All these factors turn musicians into inherently social beings, who forge lifelong friendships with fellow musicians.
Thinking of Starting Your Child in Music Lessons?
Music is undoubtedly a gift you can give your child that lasts a lifetime.
Unfortunately, if you don’t find the right teacher, there’s the potential that it has the opposite effect. An underwhelming first experience could turn your child off to something that should be an overwhelmingly positive influence.
Which brings us to the topic of our classes at Yamaha Music Schools. Our courses start for children who are 4 months old** – extending all the way to teenagers and adults.
Regardless of your age group, we've carefully crafted teaching materials and criteria to meet your needs and help you get the most out of your musical experience.
It's our philosophy that people who turn music into a significant part of their lives are happier and more fulfilled. For that reason, we centre our teachings around overall musical enjoyment and creativity.
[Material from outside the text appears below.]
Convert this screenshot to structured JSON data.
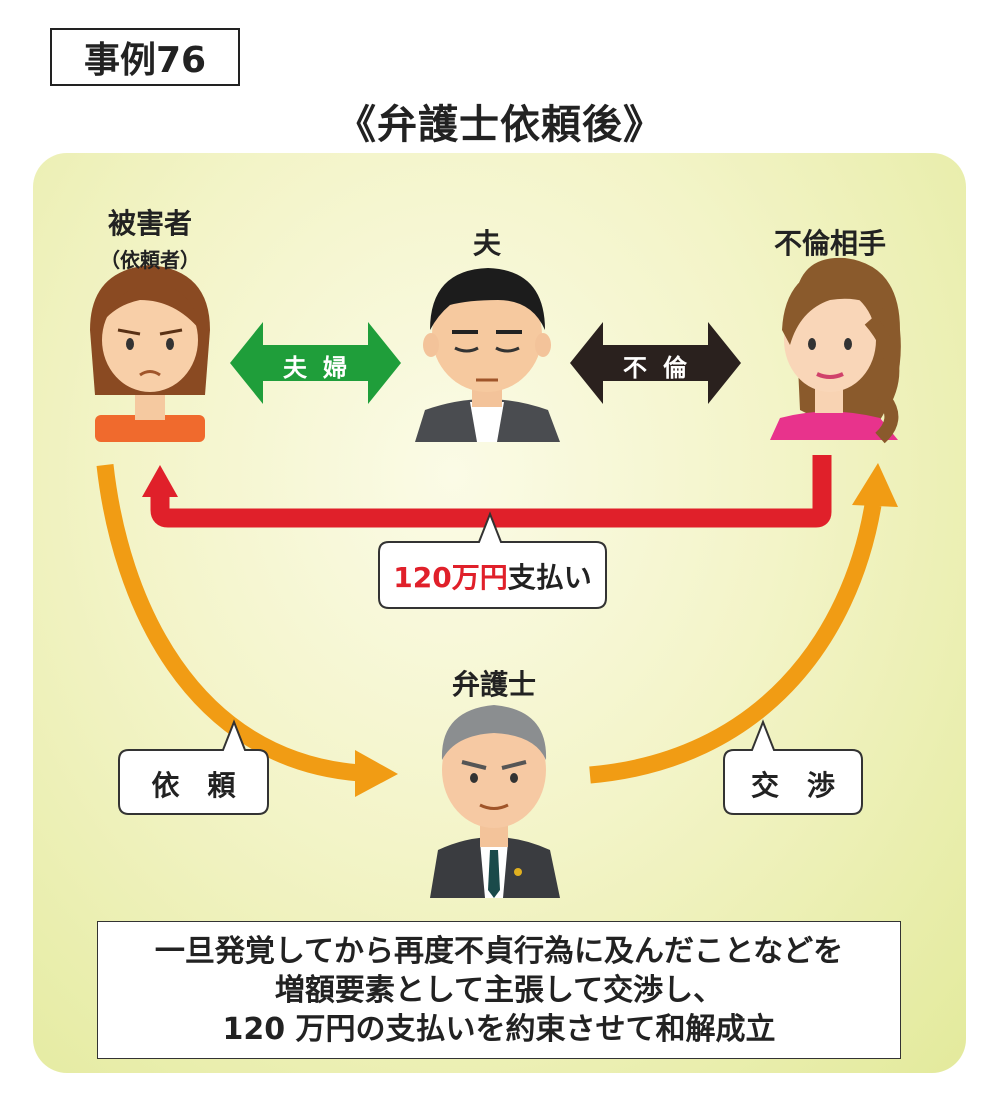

*Especially in the adult brain, melody and rhythm processing have been found to show different hemispheric dominance, with the right hemisphere apparently more sensitive to melody and the left hemisphere to rhythm. Examinations of neural basis of melody and rhythm processing in young children (mean age 6 years 4 months, n=33) showed some differential specialization for melody and rhythm processing, but to a lesser extent than previously reported in adults. These results suggest that hemispheric specialization for musical processing may develop with age.
**Not in all EU countries Yamaha Music School portfolio is offering courses as from the age of 4 months. These courses for babies are operated in Baltics, Poland, Czech Republic, Germany, Austria, Switzerland, Greece.